TEMPO.CO, Jakarta - Kementerian Pendayagunaan Aparatur Negara dan Reformasi Birokrasi mendesak kepala daerah lebih teliti dan awas dalam memantau kinerja birokrasinya, agar tak melulu terjebak pola pikir menghabiskan anggaran yang tergantung pada keberadaan broker atau makelar proyek.
"Jangan sampai muncul lagi ada SKPD (Satuan Kerja Perangkat Daerah) buat kegiatan semaunya, tanpa pengawasan, lalu dilimpahkan ke broker luar. Pasti tak ada manfaatnya," ujar Deputi Bidang Program dan Reformasi Birokrasi Akuntabilitas Aparatur dan Pengawasan Kementerian Muhammad Yusuf Ateh dalam pertemuan evaluasi kinerja birokrasi di Yogyakarta Rabu, 3 September 2014.
Ateh menuturkan perilaku pemerintahan semacam itu menjadi ancaman serius dalam meningkatkan akuntabilitas untuk mewujudkan reformasi birokrasi. Tercatat hingga tahun ini, dari sekitar 511 kabupaten/kota di Indonesia, hanya empat kabupaten/kota yang status akuntabilitas pemerintahannya direkomendasikan naik peringkat karena cukup baik. Yaitu, Kabupaten Sleman, Sukabumi, Bandung, dan Manado. Empat kabupaten/kota itu mendapat peringkat B kurus alias masih belum sepenuhnya baik. Sisanya, kabupaten/kota lain masih dalam peringkat C atau D.
Menurut Ateh, dampak ketergantungan pemerintah pada broker terkait dengan layanan masyarakat biasanya akan sangat buruk.

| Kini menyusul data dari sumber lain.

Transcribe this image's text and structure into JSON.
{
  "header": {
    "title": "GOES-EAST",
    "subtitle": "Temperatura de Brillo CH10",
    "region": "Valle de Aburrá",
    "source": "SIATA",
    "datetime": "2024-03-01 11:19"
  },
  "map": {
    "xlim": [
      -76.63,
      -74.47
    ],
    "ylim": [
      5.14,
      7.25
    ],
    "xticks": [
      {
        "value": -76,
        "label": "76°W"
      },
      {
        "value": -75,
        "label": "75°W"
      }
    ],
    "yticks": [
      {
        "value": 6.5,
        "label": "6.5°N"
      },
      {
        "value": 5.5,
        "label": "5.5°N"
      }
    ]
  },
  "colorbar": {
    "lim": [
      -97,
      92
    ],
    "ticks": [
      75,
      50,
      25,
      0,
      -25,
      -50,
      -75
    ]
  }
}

Dia tak menampik jika mengubah perilaku pejabat bermental proyek ini sangat sulit. Namun, dengan menciptakan mekanisme akuntabilitas melalui pembagian kerja pengawasan di tingkat birokrasi, reformasi birokrasi dinilai makin mudah terwujud.
"Sehingga, jika SKPD mau melakukan apa, dicegat dulu, diminta merinci perencanaan, target, manfaat, dan lainnya, agar ada ukuran jelas tujuan kegiatan itu," katanya. Kepala Badan Perencanaan Pembangunan Daerah Kota Yogyakarta Edi Muhammad mengakui jika saat ini tiap SKPD dipantau sangat ketat saat akan meloloskan pelaksanaan sebuah kegiatan.
Sekretaris Daerah Kota Yogyakarta Titik Sulastri menuturkan tak hanya dicek satu per satu kegiatan yang akan dilakukan SKPD. Setelah lolos dari tim pengawas, ujar Titik, masih harus melalui kajian Sekretariat Daerah untuk menyesuaikan keterkaitan satu program SKPD dengan SKPD lain agar tak terjadi dobel kegiatan dan anggaran.